"They say!" Who are they? who are the cowled monks, the hooded friars who glide with shrouded faces in the procession of life, muttering in an unknown tongue words of mysterious import? Who are they? the midnight assassins of reputation, who lurk in the by-lanes of society, with dagger tongues sharpened by invention and envenomed by malice, to draw the blood of innocence, and, hyena-like, banquet on the dead? Who are they? They are a multitude no man can number, black-stoled familiars of the inquisition of slander, searching for victims in every city, town, and village, wherever the heart of humanity throbs, or the ashes of mortality find rest.
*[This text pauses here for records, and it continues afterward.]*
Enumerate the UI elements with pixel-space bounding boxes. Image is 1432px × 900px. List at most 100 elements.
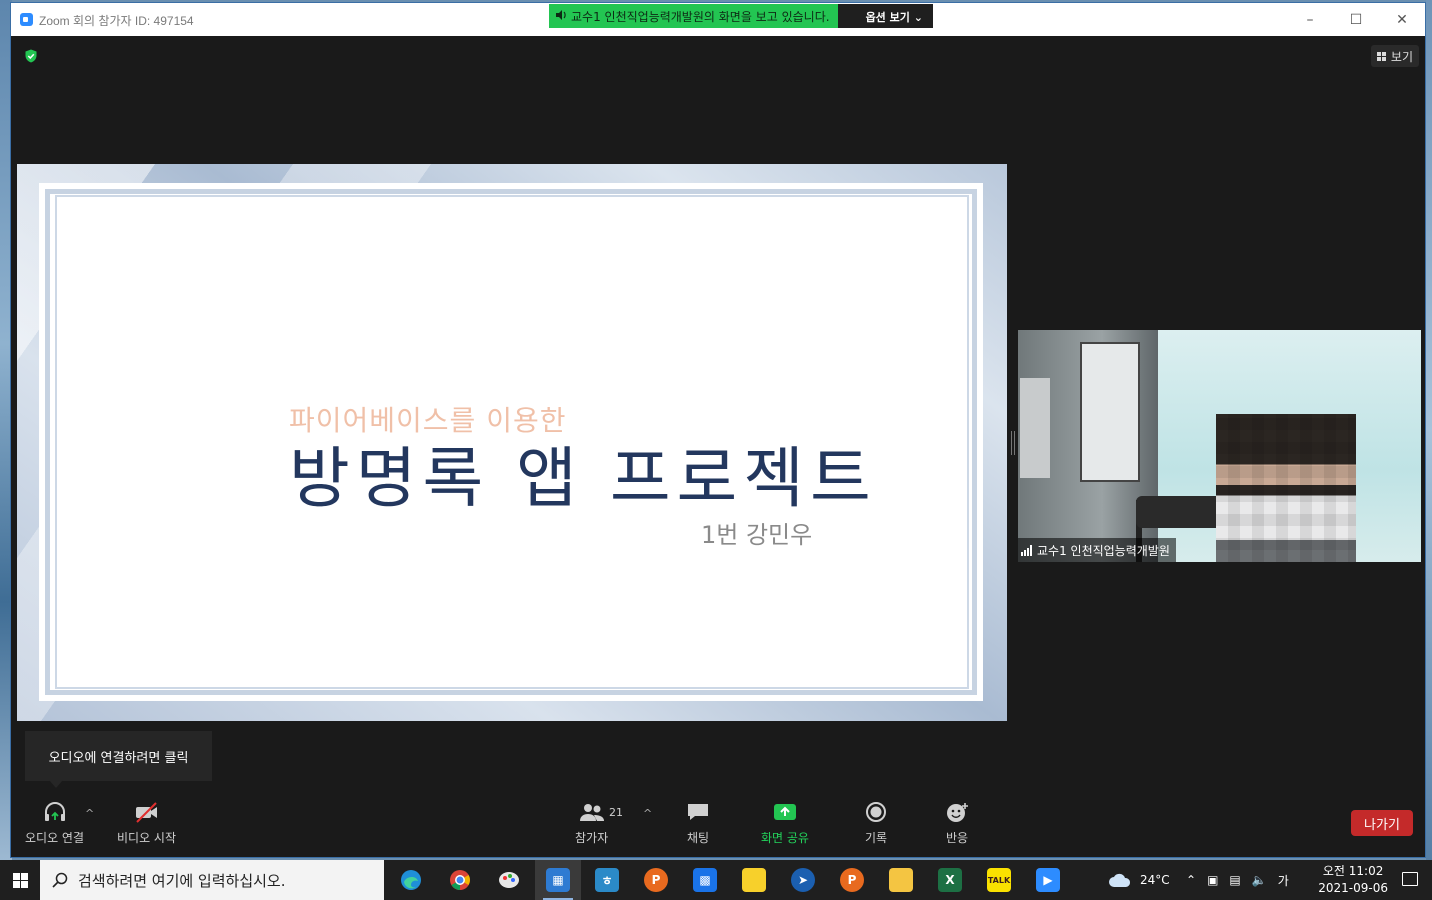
security-shield-icon[interactable]	[24, 49, 38, 63]
reactions-label: 반응	[945, 831, 969, 845]
volume-muted-icon[interactable]: 🔈	[1252, 873, 1267, 887]
zoom-app[interactable]: ▶	[1032, 864, 1064, 896]
chat-label: 채팅	[686, 831, 710, 845]
chrome-icon	[450, 870, 470, 890]
view-options-label: 옵션 보기	[865, 11, 910, 24]
windows-taskbar: 검색하려면 여기에 입력하십시오. ▦ ㅎ P ▩ ➤ P X TALK ▶ 2…	[0, 860, 1432, 900]
splitter-handle[interactable]	[1011, 431, 1015, 455]
weather-widget[interactable]: 24°C	[1108, 860, 1170, 900]
windows-logo-icon	[12, 872, 28, 888]
network-icon[interactable]: ▤	[1229, 873, 1240, 887]
chevron-down-icon: ⌄	[913, 11, 923, 24]
meet-now-icon[interactable]: ▣	[1207, 873, 1218, 887]
calendar-icon: ▩	[693, 868, 717, 892]
desktop-wallpaper-right	[1426, 0, 1432, 860]
zoom-meeting-window: Zoom 회의 참가자 ID: 497154 – ☐ ✕ 교수1 인천직업능력개…	[10, 2, 1426, 858]
video-off-icon	[135, 802, 157, 823]
powerpoint-icon: P	[644, 868, 668, 892]
screen-share-banner: 교수1 인천직업능력개발원의 화면을 보고 있습니다. 옵션 보기 ⌄	[549, 4, 933, 28]
video-calendar	[1020, 378, 1050, 478]
record-icon	[866, 802, 886, 822]
record-button[interactable]: 기록	[863, 801, 889, 846]
slide-author: 1번 강민우	[701, 521, 813, 549]
meeting-toolbar: 오디오 연결 ^ 비디오 시작 참가자 21 ^ 채팅 화면 공유 기록 반응	[11, 791, 1425, 857]
taskbar-search[interactable]: 검색하려면 여기에 입력하십시오.	[40, 860, 384, 900]
system-tray: ⌃ ▣ ▤ 🔈 가	[1186, 860, 1289, 900]
hangul-icon: ㅎ	[595, 868, 619, 892]
weather-temperature: 24°C	[1140, 873, 1170, 887]
grid-view-icon	[1376, 51, 1387, 61]
notification-center-icon[interactable]	[1402, 872, 1418, 886]
taskbar-clock[interactable]: 오전 11:02 2021-09-06	[1318, 863, 1388, 897]
edge-app[interactable]	[395, 864, 427, 896]
kakaotalk-app[interactable]: TALK	[983, 864, 1015, 896]
share-screen-label: 화면 공유	[761, 831, 809, 845]
search-icon	[52, 872, 68, 888]
calculator-app[interactable]: ▦	[542, 864, 574, 896]
slide-title: 방명록 앱 프로젝트	[289, 440, 877, 517]
search-placeholder: 검색하려면 여기에 입력하십시오.	[78, 871, 286, 890]
pilot-app[interactable]: ➤	[787, 864, 819, 896]
close-button[interactable]: ✕	[1379, 3, 1425, 36]
leave-button[interactable]: 나가기	[1351, 810, 1413, 836]
window-title: Zoom 회의 참가자 ID: 497154	[39, 14, 194, 28]
view-options-button[interactable]: 옵션 보기 ⌄	[837, 4, 933, 28]
headphones-icon	[44, 802, 65, 821]
paint-app[interactable]	[493, 864, 525, 896]
share-screen-button[interactable]: 화면 공유	[761, 801, 809, 846]
sticky-notes-icon	[742, 868, 766, 892]
view-label: 보기	[1390, 49, 1413, 64]
ime-indicator[interactable]: 가	[1278, 872, 1289, 889]
signal-strength-icon	[1021, 544, 1032, 556]
share-status: 교수1 인천직업능력개발원의 화면을 보고 있습니다.	[549, 4, 838, 28]
video-board	[1080, 342, 1140, 482]
audio-tooltip-tail	[49, 780, 63, 788]
participants-label: 참가자	[575, 831, 609, 845]
chrome-app[interactable]	[444, 864, 476, 896]
zoom-logo-icon	[20, 13, 33, 26]
tray-expand-icon[interactable]: ⌃	[1186, 873, 1196, 887]
kakaotalk-icon: TALK	[987, 868, 1011, 892]
powerpoint-icon: P	[840, 868, 864, 892]
slide-content: 파이어베이스를 이용한 방명록 앱 프로젝트 1번 강민우	[55, 195, 969, 689]
calendar-app[interactable]: ▩	[689, 864, 721, 896]
file-explorer-app[interactable]	[885, 864, 917, 896]
zoom-icon: ▶	[1036, 868, 1060, 892]
participant-count: 21	[609, 806, 623, 819]
pilot-icon: ➤	[791, 868, 815, 892]
participants-icon	[579, 804, 604, 821]
record-label: 기록	[864, 831, 888, 845]
shared-screen-slide: 파이어베이스를 이용한 방명록 앱 프로젝트 1번 강민우	[17, 164, 1007, 721]
start-video-button[interactable]: 비디오 시작	[117, 801, 176, 846]
minimize-button[interactable]: –	[1287, 3, 1333, 36]
participant-name: 교수1 인천직업능력개발원	[1037, 543, 1170, 558]
edge-icon	[401, 870, 421, 890]
clock-date: 2021-09-06	[1318, 881, 1388, 895]
audio-options-caret[interactable]: ^	[85, 807, 94, 820]
powerpoint-app[interactable]: P	[640, 864, 672, 896]
participants-options-caret[interactable]: ^	[643, 807, 652, 820]
participant-video[interactable]: 교수1 인천직업능력개발원	[1018, 330, 1421, 562]
clock-time: 오전 11:02	[1322, 864, 1384, 878]
join-audio-button[interactable]: 오디오 연결	[25, 801, 84, 846]
emoji-reaction-icon	[947, 803, 968, 822]
audio-tooltip: 오디오에 연결하려면 클릭	[25, 731, 212, 781]
hangul-app[interactable]: ㅎ	[591, 864, 623, 896]
powerpoint-app-2[interactable]: P	[836, 864, 868, 896]
excel-icon: X	[938, 868, 962, 892]
paint-icon	[499, 872, 519, 888]
view-button[interactable]: 보기	[1370, 45, 1419, 67]
share-status-text: 교수1 인천직업능력개발원의 화면을 보고 있습니다.	[571, 10, 830, 24]
reactions-button[interactable]: 반응	[944, 801, 970, 846]
join-audio-label: 오디오 연결	[25, 831, 85, 845]
start-button[interactable]	[0, 860, 40, 900]
cloud-icon	[1109, 873, 1131, 887]
participants-button[interactable]: 참가자	[575, 801, 608, 846]
excel-app[interactable]: X	[934, 864, 966, 896]
speaker-icon	[556, 10, 566, 20]
maximize-button[interactable]: ☐	[1333, 3, 1379, 36]
chat-button[interactable]: 채팅	[685, 801, 711, 846]
file-explorer-icon	[889, 868, 913, 892]
video-person-pixelated	[1216, 414, 1356, 562]
sticky-notes-app[interactable]	[738, 864, 770, 896]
Oh, coward, coward world—skulkers! Give me the bold brigand, who thunders along the highways with flashing weapon that cuts the sunbeams as well as the shades. Give me the pirate, who unfurls the black flag, emblem of his terrible trade, and shows the plank which your doomed feet must tread; but save me from the they-sayers of society, whose knives are hidden in a velvet sheath, whose bridge of death, is woven of flowers; and who spread, with invisible poison, even the spotless whiteness of the winding-sheet.


CHAPTER XXI.

"Gabriella, awake!"

"Mother, is the day dawning?"

"My child, the sun is near his setting; you have slumbered long."
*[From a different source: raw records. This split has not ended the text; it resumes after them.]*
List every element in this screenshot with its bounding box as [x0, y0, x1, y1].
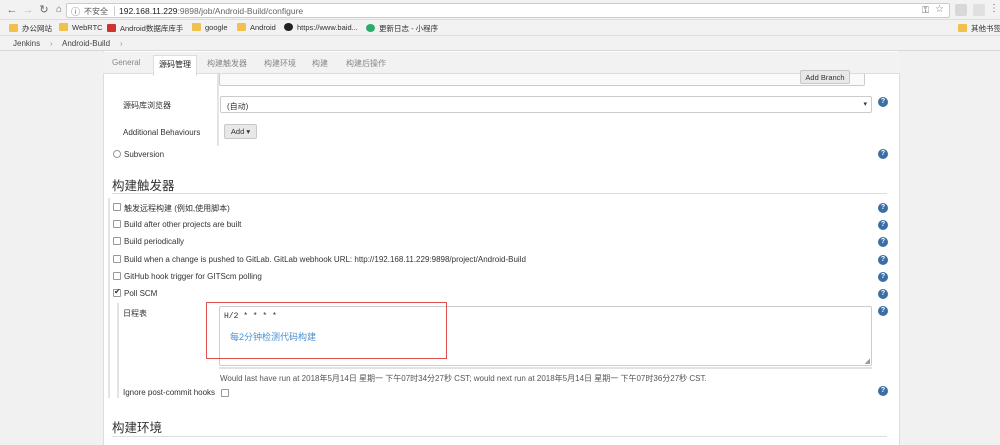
help-icon[interactable]: ?	[878, 386, 888, 396]
help-icon[interactable]: ?	[878, 289, 888, 299]
address-bar[interactable]: ⓘ 不安全 192.168.11.229:9898/job/Android-Bu…	[66, 3, 950, 18]
subversion-radio[interactable]	[113, 150, 121, 158]
add-behaviour-button[interactable]: Add ▾	[224, 124, 257, 139]
tab-general[interactable]: General	[112, 58, 140, 67]
app-icon	[107, 24, 116, 32]
bookmark-item[interactable]: Android数据库库手	[107, 23, 183, 34]
url-path: :9898/job/Android-Build/configure	[177, 6, 304, 16]
poll-scm-label: Poll SCM	[124, 289, 158, 298]
breadcrumb-jenkins[interactable]: Jenkins	[13, 39, 40, 48]
reload-icon[interactable]: ↻	[37, 3, 51, 17]
folder-icon	[59, 23, 68, 31]
github-hook-checkbox[interactable]	[113, 272, 121, 280]
annotation-text: 每2分钟检测代码构建	[230, 332, 317, 342]
address-separator	[114, 6, 115, 16]
build-after-label: Build after other projects are built	[124, 220, 242, 229]
help-icon[interactable]: ?	[878, 255, 888, 265]
browser-toolbar: ← → ↻ ⌂ ⓘ 不安全 192.168.11.229:9898/job/An…	[0, 0, 1000, 20]
help-icon[interactable]: ?	[878, 203, 888, 213]
build-after-checkbox[interactable]	[113, 220, 121, 228]
bookmark-star-icon[interactable]: ☆	[935, 4, 944, 15]
github-icon	[284, 23, 293, 31]
bookmark-item[interactable]: 办公网站	[9, 23, 52, 34]
section-divider	[112, 436, 887, 437]
tab-build[interactable]: 构建	[312, 58, 328, 69]
wechat-icon	[366, 24, 375, 32]
bookmark-item[interactable]: 更新日志 - 小程序	[366, 23, 438, 34]
info-icon[interactable]: ⓘ	[71, 5, 80, 18]
poll-scm-checkbox[interactable]	[113, 287, 121, 297]
build-env-section-title: 构建环境	[112, 421, 163, 435]
breadcrumb: Jenkins › Android-Build ›	[0, 36, 1000, 51]
bookmark-item[interactable]: https://www.baid...	[284, 23, 358, 32]
tab-post-build[interactable]: 构建后操作	[346, 58, 386, 69]
tab-build-env[interactable]: 构建环境	[264, 58, 296, 69]
chevron-down-icon: ▾	[246, 127, 251, 136]
branch-box	[219, 74, 865, 86]
url-host: 192.168.11.229	[119, 6, 178, 16]
section-divider	[112, 193, 887, 194]
extension-icon[interactable]	[955, 4, 967, 16]
nesting-bar	[217, 72, 219, 146]
forward-icon[interactable]: →	[21, 3, 35, 17]
subversion-label: Subversion	[124, 150, 165, 159]
home-icon[interactable]: ⌂	[52, 3, 66, 17]
folder-icon	[192, 23, 201, 31]
folder-icon	[958, 24, 967, 32]
schedule-label: 日程表	[123, 309, 147, 318]
folder-icon	[237, 23, 246, 31]
bookmarks-bar: 办公网站 WebRTC Android数据库库手 google Android …	[0, 20, 1000, 36]
help-icon[interactable]: ?	[878, 97, 888, 107]
ignore-hooks-checkbox[interactable]	[221, 389, 229, 397]
textarea-scroll-strip	[219, 367, 872, 369]
ignore-hooks-label: Ignore post-commit hooks	[123, 388, 216, 397]
bookmark-item[interactable]: WebRTC	[59, 23, 103, 32]
gitlab-trigger-label: Build when a change is pushed to GitLab.…	[124, 255, 526, 264]
remote-trigger-checkbox[interactable]	[113, 203, 121, 211]
folder-icon	[9, 24, 18, 32]
insecure-label: 不安全	[84, 7, 108, 16]
key-icon[interactable]: ⚿	[922, 5, 929, 16]
bookmark-item[interactable]: google	[192, 23, 228, 32]
repo-browser-value: (自动)	[227, 102, 249, 111]
chevron-down-icon: ▾	[863, 101, 867, 108]
help-icon[interactable]: ?	[878, 149, 888, 159]
extension-icon[interactable]	[973, 4, 985, 16]
tab-scm[interactable]: 源码管理	[153, 55, 197, 76]
nesting-bar	[117, 303, 119, 398]
help-icon[interactable]: ?	[878, 220, 888, 230]
menu-icon[interactable]: ⋮	[989, 3, 999, 14]
repo-browser-label: 源码库浏览器	[123, 101, 171, 110]
build-periodically-label: Build periodically	[124, 237, 185, 246]
repo-browser-select[interactable]: (自动) ▾	[220, 96, 872, 113]
other-bookmarks[interactable]: 其他书签	[958, 23, 1000, 34]
tab-triggers[interactable]: 构建触发器	[207, 58, 247, 69]
build-periodically-checkbox[interactable]	[113, 237, 121, 245]
breadcrumb-separator: ›	[120, 39, 123, 48]
triggers-section-title: 构建触发器	[112, 179, 175, 193]
bookmark-item[interactable]: Android	[237, 23, 276, 32]
remote-trigger-label: 触发远程构建 (例如,使用脚本)	[124, 204, 230, 213]
help-icon[interactable]: ?	[878, 237, 888, 247]
back-icon[interactable]: ←	[5, 3, 19, 17]
help-icon[interactable]: ?	[878, 272, 888, 282]
schedule-info: Would last have run at 2018年5月14日 星期一 下午…	[220, 374, 707, 383]
resize-handle-icon[interactable]: ◢	[865, 357, 870, 365]
breadcrumb-separator: ›	[50, 39, 53, 48]
add-branch-button[interactable]: Add Branch	[800, 70, 850, 84]
nesting-bar	[108, 198, 110, 398]
github-hook-label: GitHub hook trigger for GITScm polling	[124, 272, 262, 281]
url-text[interactable]: 192.168.11.229:9898/job/Android-Build/co…	[119, 6, 303, 16]
gitlab-trigger-checkbox[interactable]	[113, 255, 121, 263]
help-icon[interactable]: ?	[878, 306, 888, 316]
config-tabs: General 源码管理 构建触发器 构建环境 构建 构建后操作	[103, 52, 900, 76]
additional-behaviours-label: Additional Behaviours	[123, 128, 201, 137]
breadcrumb-job[interactable]: Android-Build	[62, 39, 110, 48]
I dreamed it was my mother's voice that awakened me,—then it seemed the voice of Richard Clyde, and I was lying under the great shadow of the oak, where he had found me years before half drowned in tears.

"Gabriella, my dear,—it is time to dress for the evening."
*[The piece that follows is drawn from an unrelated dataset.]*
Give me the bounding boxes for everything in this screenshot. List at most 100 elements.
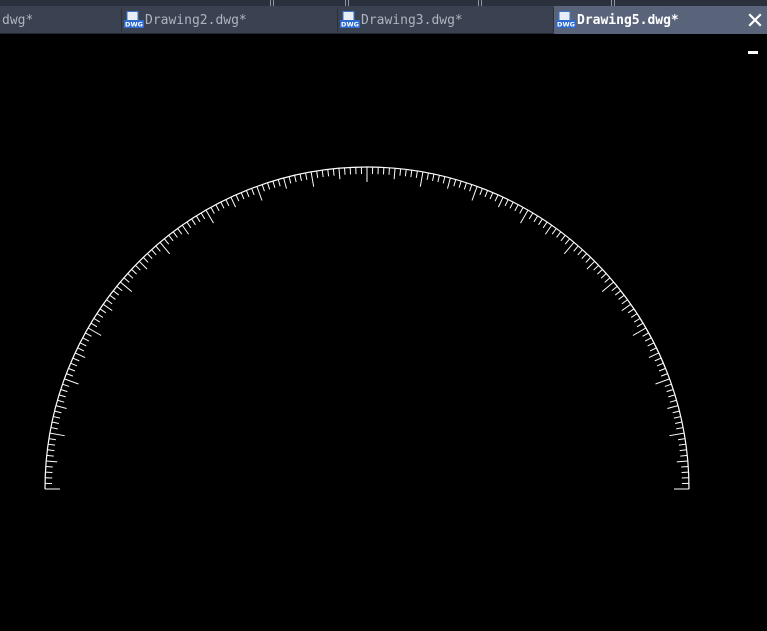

This time I recognized the accents of Mrs. Linwood, and I rose at once to a sitting position, wondering if it were the rising or the declining day that shone around me. Sleep had left its down on my harassed spirits, and its balm on my aching head. I felt languid, but tranquil; and when Mrs. Linwood affectionately but decidedly urged upon me the necessity of rising and preparing to descend to the drawing-room, I submissively obeyed. She must have seen that I had been in tears, but she made no allusion to them. Her manner was unusually kind and tender; but there was an expression in her serene but commanding eye, that bade me rise superior to the weakness that had subdued me. Had her son spoken of the cause of my emotion?